Payments Possibilities
With cryptocurrencies becoming a more common topic of conversation among corporate treasurers, there is also increased discussion about the opportunity for digital assets to expand firms’ FX risk mitigation strategies, while also providing a vehicle for cross-border transactions.
“Generally speaking, treasurers are starting to take cryptocurrency and CBDCs [central bank digital currencies] more seriously,” noted Parry, noting that he sees CBDCs as a potential disruptor to tools like bitcoin. Still, he said, Global Reach is only eyeing cryptocurrencies to see how they evolve within the broader corporate finance landscape. Instead, a more immediate impact of cross-border payments innovation on the corporate treasurer is the ability for emerging technologies like SWIFT gpi to not only move funds across borders, but to also move data along with money.
The ability for technology partners to also enable treasurers to plug into multiple banking counterparties — and, as a result, loop into a variety of national payment systems — has also been an increasingly important focus for finance leaders that need a way to not only move money across borders, but to also obtain a holistic and real-time view of those finance positions. This is especially important for security purposes today.

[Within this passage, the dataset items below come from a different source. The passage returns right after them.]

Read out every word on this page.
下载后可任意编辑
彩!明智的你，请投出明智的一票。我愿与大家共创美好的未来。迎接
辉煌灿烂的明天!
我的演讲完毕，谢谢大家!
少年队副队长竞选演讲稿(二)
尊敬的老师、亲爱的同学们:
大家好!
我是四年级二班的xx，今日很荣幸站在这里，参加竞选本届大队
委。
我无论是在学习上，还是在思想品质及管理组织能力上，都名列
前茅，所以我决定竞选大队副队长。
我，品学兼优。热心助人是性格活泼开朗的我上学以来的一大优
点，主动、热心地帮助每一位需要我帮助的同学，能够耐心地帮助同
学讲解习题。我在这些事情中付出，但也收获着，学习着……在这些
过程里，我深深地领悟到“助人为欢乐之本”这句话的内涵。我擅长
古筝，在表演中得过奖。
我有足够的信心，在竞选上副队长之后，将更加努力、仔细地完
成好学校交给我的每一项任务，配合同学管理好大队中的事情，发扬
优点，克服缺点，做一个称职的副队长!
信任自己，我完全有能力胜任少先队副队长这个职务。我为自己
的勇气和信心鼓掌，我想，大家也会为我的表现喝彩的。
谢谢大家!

“When you’re decentralized and working from home, everyone is online, and we see more potential for cyberattacks,” Parry said. “Having the ability to track where funds are in transit has been absolutely pivotal to our clients.”
Overall, the treasury department may not be as far along in its own modernization journey as some may have hoped. Treasurers are tasked with more immediate challenges, like hedging against global risk in a volatile market, and managing the pains of a remote workforce. But as FinTechs help migrate these professionals off of their spreadsheets and toward automated solutions, the opportunities to link treasurers with more cutting-edge solutions will continue to expand.